Des chercheurs ont mis en évidence les cellules à l'origine du sarcome d'Ewing, une tumeur osseuse de l'enfant. Et ont été capables de « normaliser » ces cellules tumorales.
DES CHERCHEURS de l'Inserm à l'Institut Curie à Paris viennent de découvrir les cellules à l'origine du sarcome d'Ewing, cette tumeur maligne osseuse qui touche de 80 à 100 adolescents et jeunes adultes par an. Il s'agit des cellules du mésenchyme, un tissu conjonctif qui sert de soutien aux autres tissus. Cette découverte publiée le 7 mai dans Cancer Cell est d'un intérêt majeur car les chercheurs ont par la suite réussi à « forcer » les cellules tumorales à redevenir normales. Une telle approche ouvre des perspectives thérapeutiques nouvelles. Car il pourrait alors être possible de les rendre moins agressives et de s'opposer ainsi à leur prolifération.Cette tumeur qui a un pic de fréquence au moment de la poussée de croissance osseuse, entre 12 et 20 ans, se développe le plus souvent au niveau des os des membres inférieurs (bassin, fémur, tibia, péroné). Elle se traduit par une douleur à la marche et une tuméfaction. Lorsqu'elle est située sur les côtes, le patient se plaint d'une masse douloureuse. Comme le sarcome d'Ewing possède un certain pouvoir métastatique, il n'est pas rare de voir apparaître des foyers cancéreux au niveau des poumons et de la moelle osseuse. En trente ans, son traitement d'abord axé sur la radiothérapie a profondément évolué. Il passe aujourd'hui par la chimiothérapie et l'exérèse de la tumeur au prix de possibles séquelles motrices. Dans les formes non métastasées, le pronostic est assez bon avec trois quarts de guérison.
Poussée de croissance
L'Institut Curie est le centre de référence pour la prise en charge clinique de ces jeunes patients en France mais aussi au niveau international. Il occupe aussi une place importante dans la recherche sur ces cancers pour lesquels il existe une signature moléculaire simple, ce qui est rare, à savoir une mutation spécifique à l'origine du développement tumoral.
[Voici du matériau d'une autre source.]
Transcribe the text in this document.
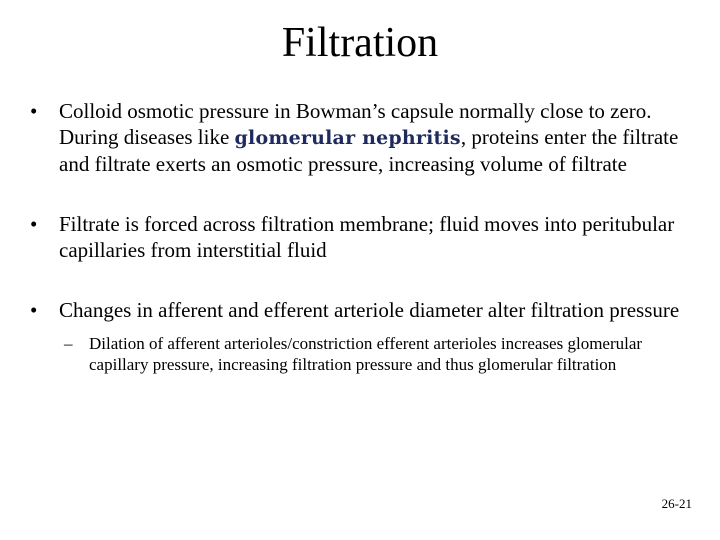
Filtration
• Colloid osmotic pressure in Bowman’s capsule normally close to zero. During diseases like glomerular nephritis, proteins enter the filtrate and filtrate exerts an osmotic pressure, increasing volume of filtrate
• Filtrate is forced across filtration membrane; fluid moves into peritubular capillaries from interstitial fluid
• Changes in afferent and efferent arteriole diameter alter filtration pressure
– Dilation of afferent arterioles/constriction efferent arterioles increases glomerular capillary pressure, increasing filtration pressure and thus glomerular filtration
26-21
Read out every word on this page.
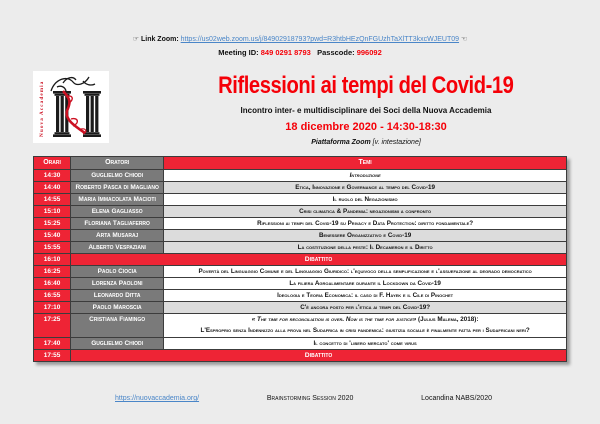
☞ Link Zoom: https://us02web.zoom.us/j/84902918793?pwd=R3htbHEzQnFGUzhTaXlTT3kxcWJEUT09 ☜
Meeting ID: 849 0291 8793 Passcode: 996092
Nuova Accademia	Riflessioni ai tempi del Covid-19
Incontro inter- e multidisciplinare dei Soci della Nuova Accademia
18 dicembre 2020 - 14:30-18:30
Piattaforma Zoom [v. intestazione]
Orari	Oratori	Temi
14:30	Guglielmo Chiodi	Introduzione
14:40	Roberto Pasca di Magliano	Etica, Innovazione e Governance al tempo del Covid-19
14:55	Maria Immacolata Macioti	Il ruolo del Negazionismo
15:10	Elena Gagliasso	Crisi climatica & Pandemia: negazionismi a confronto
15:25	Floriana Tagliaferro	Riflessioni ai tempi del Covid-19 su Privacy e Data Protection: diritto fondamentale?
15:40	Arta Musaraj	Benessere Organizzativo e Covid-19
15:55	Alberto Vespaziani	La costituzione della peste: Il Decameron e il Diritto
16:10	Dibattito	
16:25	Paolo Ciocia	Povertà del Linguaggio Comune e del Linguaggio Giuridico: l'equivoco della semplificazione e l'assuefazione al degrado democratico
16:40	Lorenza Paoloni	La filiera Agroalimentare durante il Lockdown da Covid-19
16:55	Leonardo Ditta	Ideologia e Teoria Economica: il caso di F. Hayek e il Cile di Pinochet
17:10	Paolo Maroscia	C'è ancora posto per l'etica ai tempi del Covid-19?
17:25	Cristiana Fiamingo	« The time for reconciliation is over. Now is the time for justice» (Julius Malema, 2018):
L'Esproprio senza Indennizzo alla prova nel Sudafrica in crisi pandemica: giustizia sociale è finalmente fatta per i Sudafricani neri?

17:40	Guglielmo Chiodi	Il concetto di 'libero mercato' come virus
17:55	Dibattito	
https://nuovaccademia.org/	Brainstorming Session 2020	Locandina NABS/2020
Pour les sarcomes d'Ewing, cette signature a été identifiée et caractérisée au début des années 1990. L'équipe dirigée par Olivier Delattre, directeur de l'Unité Inserm 830 « Génétique et biologie des cancers », avait montré que cette tumeur était due à un échange accidentel de matériel génétique entre les chromosomes 11 et 22. Tant et si bien que les deux gènes cassés et recollés de façon anormale aboutissent à la naissance d'un gène muté dirigeant la mise en place d'un programme aberrant. Mais jusqu'à présent, depuis la description de ces sarcomes dans les années vingt par James Ewing il y avait beaucoup d'interrogations non résolues sur le type de cellule à l'origine de la tumeur : endothéliale, neurale, épithéliale, etc.
Après avoir mis en culture des cellules de la tumeur et ensuite inactivé le gène muté, les chercheurs de Curie en collaboration avec Pierre Charbord de l'Inserm à Tours ont réussi à « forcer » les cellules tumorales à retrouver leur statut d'origine. Ils ont ainsi découvert qu'il s'agit de cellules souches mésenchymateuses, capables de se différencier normalement en cellules soit osseuses, soit graisseuses.
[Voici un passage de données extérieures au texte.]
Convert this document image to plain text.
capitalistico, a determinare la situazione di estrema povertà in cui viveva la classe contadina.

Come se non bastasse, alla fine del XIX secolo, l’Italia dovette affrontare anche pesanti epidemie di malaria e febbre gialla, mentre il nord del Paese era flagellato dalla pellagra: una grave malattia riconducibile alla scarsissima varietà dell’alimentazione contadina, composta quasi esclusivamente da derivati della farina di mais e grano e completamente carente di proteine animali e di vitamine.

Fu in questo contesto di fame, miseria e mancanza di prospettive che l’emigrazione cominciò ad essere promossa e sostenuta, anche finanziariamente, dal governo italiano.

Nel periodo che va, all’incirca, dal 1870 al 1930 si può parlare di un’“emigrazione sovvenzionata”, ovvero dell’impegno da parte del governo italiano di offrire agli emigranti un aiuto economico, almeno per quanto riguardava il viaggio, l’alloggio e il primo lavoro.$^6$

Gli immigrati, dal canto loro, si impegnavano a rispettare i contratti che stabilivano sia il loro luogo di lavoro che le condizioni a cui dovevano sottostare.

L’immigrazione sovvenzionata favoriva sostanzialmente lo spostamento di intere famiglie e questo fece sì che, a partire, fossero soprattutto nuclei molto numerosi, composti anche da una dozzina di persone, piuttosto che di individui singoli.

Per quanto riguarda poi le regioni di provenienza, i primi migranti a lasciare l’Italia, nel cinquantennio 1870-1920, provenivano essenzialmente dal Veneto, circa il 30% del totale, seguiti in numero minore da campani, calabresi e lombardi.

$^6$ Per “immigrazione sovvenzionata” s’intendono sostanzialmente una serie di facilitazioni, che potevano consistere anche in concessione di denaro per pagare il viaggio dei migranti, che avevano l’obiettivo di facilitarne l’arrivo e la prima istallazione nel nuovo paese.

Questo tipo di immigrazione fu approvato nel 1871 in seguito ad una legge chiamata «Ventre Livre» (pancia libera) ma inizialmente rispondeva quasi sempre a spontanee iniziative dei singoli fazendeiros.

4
« Pour essayer de comprendre la biologie des cellules tumorales et tenter de les contrecarrer, il est important d'abord de connaître la biologie des cellules normales correspondantes », explique Olivier Delattre. Or à l'adolescence, au moment de la poussée de croissance, les cellules normales sont soumises à une intense signalisation par l'hormone de croissance et par l'IGF (insuline growth factor). En cas de tumeur d'Ewing, ces cellules perdent leur capacité d'être régulées finement par l'IGF 1, d'où une prolifération sans contrôle.
Cette découverte va permettre aux chercheurs de construire un modèle animal de la tumeur d'Ewing, une étape essentielle à la mise au point de futurs traitements « qui agiraient par exemple contre la signalisation par l'IGF 1 », précise Olivier Delattre. Reste à intéresser les industriels à cette recherche qui concerne un tout petit nombre de malades. Un espoir cependant. Comme la signalisation par l'IGF 1 est fréquemment altérée dans certaines tumeurs de l'adulte, l'industrie pharmaceutique manifeste de l'intérêt pour ce type de recherches.